全崇武下班回家,推开家门时犹豫了片刻。有那么一两秒钟的工夫,他几乎以为走错了门,因为屋里是一片少有的安静。
往常这个时候,一条街外就能听见全知的哭声。那哭声像一条粗绳子,他就是闭着眼睛,它也能拽着他一步不偏地摸到家门口。有时他忍不住感叹:一个才五斤八两五钱重的身子,抱在怀里还不够塞满臂弯,怎么能藏有这么大的能量?若把全知白天黑夜的哭声叠加在一处,一定能轻而易举地炸掉一座山峰,填平两条河流。

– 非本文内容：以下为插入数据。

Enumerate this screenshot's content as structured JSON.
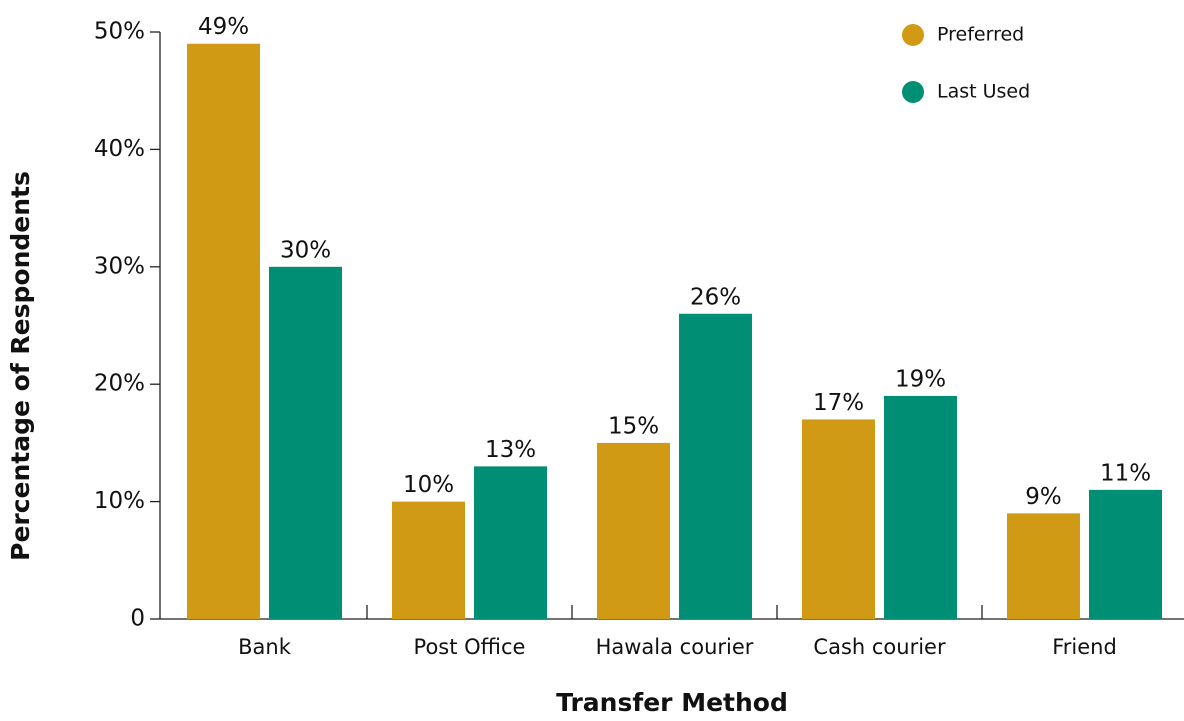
{
  "chart_data": {
    "type": "bar",
    "categories": [
      "Bank",
      "Post Office",
      "Hawala courier",
      "Cash courier",
      "Friend"
    ],
    "series": [
      {
        "name": "Preferred",
        "color": "#d09a14",
        "values": [
          49,
          10,
          15,
          17,
          9
        ],
        "value_labels": [
          "49%",
          "10%",
          "15%",
          "17%",
          "9%"
        ]
      },
      {
        "name": "Last Used",
        "color": "#008f74",
        "values": [
          30,
          13,
          26,
          19,
          11
        ],
        "value_labels": [
          "30%",
          "13%",
          "26%",
          "19%",
          "11%"
        ]
      }
    ],
    "x_label": "Transfer Method",
    "y_label": "Percentage of Respondents",
    "ylim": [
      0,
      50
    ],
    "yticks": [
      0,
      {
        "value": 10,
        "label": "10%"
      },
      {
        "value": 20,
        "label": "20%"
      },
      {
        "value": 30,
        "label": "30%"
      },
      {
        "value": 40,
        "label": "40%"
      },
      {
        "value": 50,
        "label": "50%"
      }
    ],
    "legend": "top-right"
  }
}
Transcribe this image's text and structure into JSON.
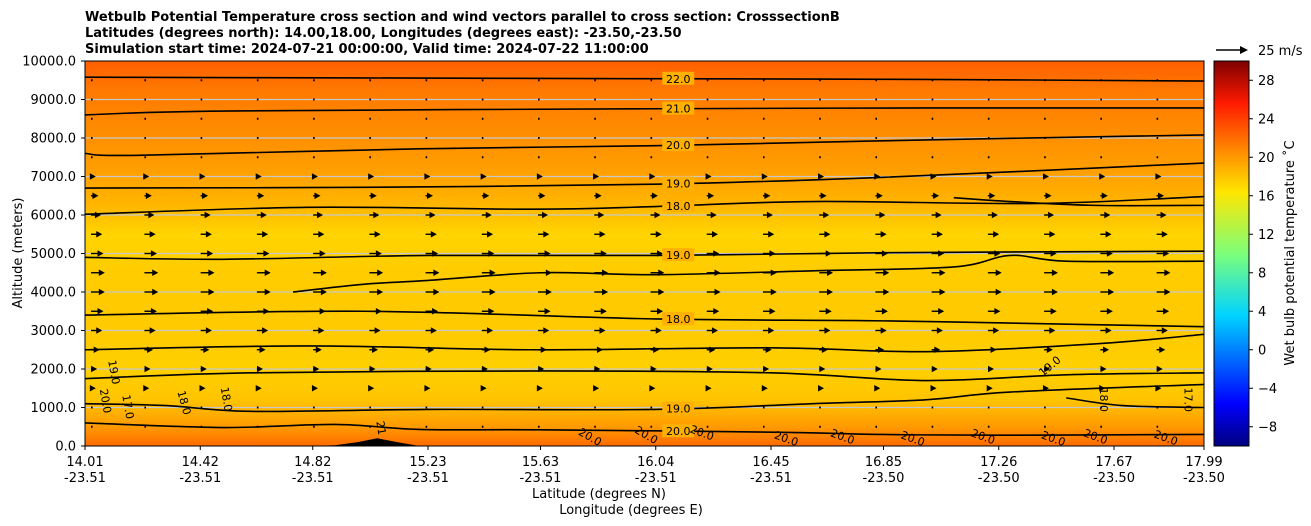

朱静芬正坐在饭桌旁等他吃饭。全知沉睡在小**,鼻息如蝇子嘤嘤嗡嗡地飞了一屋。全知睡着了,连墙壁家具都把提着的心放下了。桌子上只摆了两副碗筷,整齐而冷清。
“全力呢?”他问。
“邱阿婆家新磨了米糕,叫她去吃了。”她说。
“鸭蛋呢?也跟着去了?”
“回家了。”静芬说。
“哪个家?”他问。
“乡下的家。”她没看他,只是低头用手拍掸着鞋尖上的土。
他吃了一惊,说:“早上我出门她也没说什么啊,怎么说走就走了呢?”
她顿了一顿,才说:“她妈病了,捎信来让她赶紧回去。”
静芬说不得谎。静芬一说谎,自己还没臊,眉毛就先臊开了,开始噗噗地跳。她被眉毛拱得一脸赤红,只好迟迟疑疑地添了一句:“我也怕她不懂事……”却欲言又止。
崇武发际的那块疤往上挑了一挑,挑出了一丝不耐烦。
“她怎么不懂事了?”他追着问。
她愣住了。一边是丈夫的目光,刀子似的压着她的眼睛;另一边是自己的眉毛,锤子般敲着她的脑门。好好的一个夜晚,什么都还没来得及开始,她就给自己挖了个坑。
其实她是有话的。这句话在心里捂了好几天,几乎捂出了馊味儿。若不说出来,她恐怕会被自己憋死。若说了,她兴许会被他砸死。反正都是死,倒不如就死在他手里算了,死在自己手里实在太难。